Hatta bir keresinde, babam defolu olduğu için aldığımız fiyata satmam gereken bir ayakkabıyı, ki defosu sadece iç astarındaki bir mercimek büyüklüğündeki delikti, normal ayakkabı fiyatına dalgınlıkla sattığım için bana ?senin ihmalin yüzünden ben öbür dünyada nasıl hesap vereceğim? olmuştu. Hemen bunun üzerine dükkan komşumuz hasan ve sadık usta beni aldı, dükkanlarını kapatıp o yanlışlıkla satış yaptığım adamı bulmak için yaklaşık üç saat gezdik. Sonunda adama ulaşıp, bir lirasını geri verince ve bu durumu babama anlatınca beni affetmişti. Bu olayda babamın tutumu kadar komşularımızın üç saat boyunca benimle beraber gezmesi beni etkilemiştir. Şimdi idrak ediyorum ki kaç kişi bir aynı zamanda rakibi olan dükkân komşusunun çocuğu için dükkânını kapalı tutar üç saat boyunca. İşte ahilik budur. Fıtrata uygun yaşamak ve fedakârlık. Kısaca Ahilik Ahlaktır, bunu unutmayın.

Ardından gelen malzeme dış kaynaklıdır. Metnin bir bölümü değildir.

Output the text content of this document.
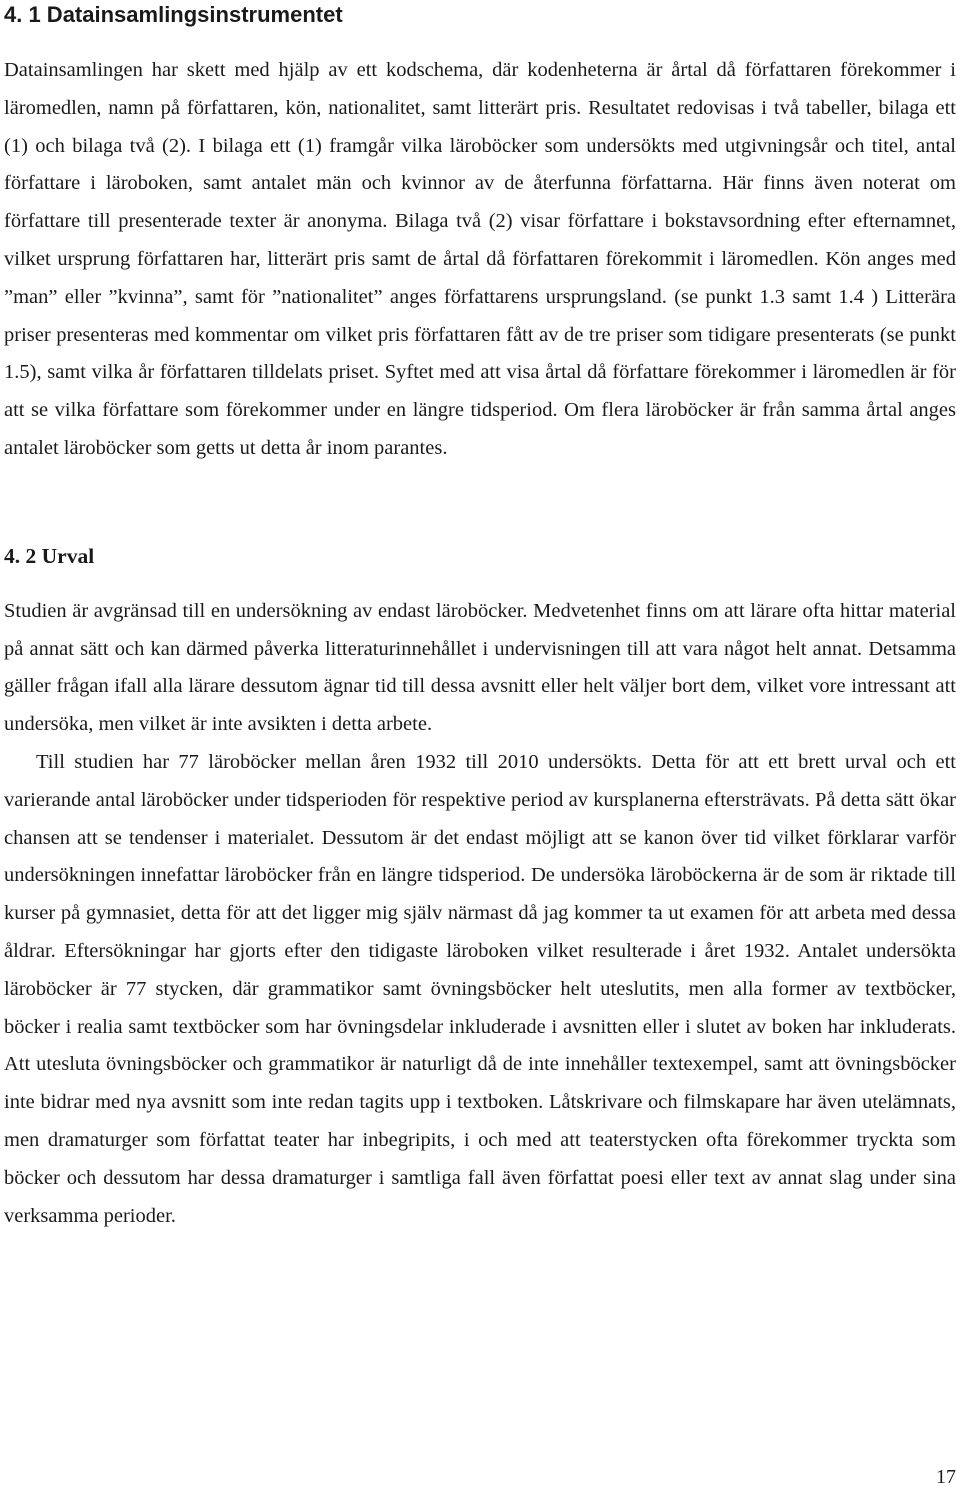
4. 1 Datainsamlingsinstrumentet

Datainsamlingen har skett med hjälp av ett kodschema, där kodenheterna är årtal då författaren förekommer i läromedlen, namn på författaren, kön, nationalitet, samt litterärt pris. Resultatet redovisas i två tabeller, bilaga ett (1) och bilaga två (2). I bilaga ett (1) framgår vilka läroböcker som undersökts med utgivningsår och titel, antal författare i läroboken, samt antalet män och kvinnor av de återfunna författarna. Här finns även noterat om författare till presenterade texter är anonyma. Bilaga två (2) visar författare i bokstavsordning efter efternamnet, vilket ursprung författaren har, litterärt pris samt de årtal då författaren förekommit i läromedlen. Kön anges med ”man” eller ”kvinna”, samt för ”nationalitet” anges författarens ursprungsland. (se punkt 1.3 samt 1.4 ) Litterära priser presenteras med kommentar om vilket pris författaren fått av de tre priser som tidigare presenterats (se punkt 1.5), samt vilka år författaren tilldelats priset. Syftet med att visa årtal då författare förekommer i läromedlen är för att se vilka författare som förekommer under en längre tidsperiod. Om flera läroböcker är från samma årtal anges antalet läroböcker som getts ut detta år inom parantes.

4. 2 Urval

Studien är avgränsad till en undersökning av endast läroböcker. Medvetenhet finns om att lärare ofta hittar material på annat sätt och kan därmed påverka litteraturinnehållet i undervisningen till att vara något helt annat. Detsamma gäller frågan ifall alla lärare dessutom ägnar tid till dessa avsnitt eller helt väljer bort dem, vilket vore intressant att undersöka, men vilket är inte avsikten i detta arbete.

Till studien har 77 läroböcker mellan åren 1932 till 2010 undersökts. Detta för att ett brett urval och ett varierande antal läroböcker under tidsperioden för respektive period av kursplanerna eftersträvats. På detta sätt ökar chansen att se tendenser i materialet. Dessutom är det endast möjligt att se kanon över tid vilket förklarar varför undersökningen innefattar läroböcker från en längre tidsperiod. De undersöka läroböckerna är de som är riktade till kurser på gymnasiet, detta för att det ligger mig själv närmast då jag kommer ta ut examen för att arbeta med dessa åldrar. Eftersökningar har gjorts efter den tidigaste läroboken vilket resulterade i året 1932. Antalet undersökta läroböcker är 77 stycken, där grammatikor samt övningsböcker helt uteslutits, men alla former av textböcker, böcker i realia samt textböcker som har övningsdelar inkluderade i avsnitten eller i slutet av boken har inkluderats. Att utesluta övningsböcker och grammatikor är naturligt då de inte innehåller textexempel, samt att övningsböcker inte bidrar med nya avsnitt som inte redan tagits upp i textboken. Låtskrivare och filmskapare har även utelämnats, men dramaturger som författat teater har inbegripits, i och med att teaterstycken ofta förekommer tryckta som böcker och dessutom har dessa dramaturger i samtliga fall även författat poesi eller text av annat slag under sina verksamma perioder.

17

CA: Evet çok ilginç Ahilik ahlaktı tanımınız. Ben bu sohbet için size çok teşekkür ederim. Son olarak söylemek istediğiniz bir şey var mı?
MG: Son olarak şunu söylemek isterim; sevgili gençlere dileğim şudur ki; dürüst ve şeffaf bir toplumda; lütufta geride, kahırda önde olan dostlarınızın çok olması dileği ile Allah?tan mutluluk dilerim.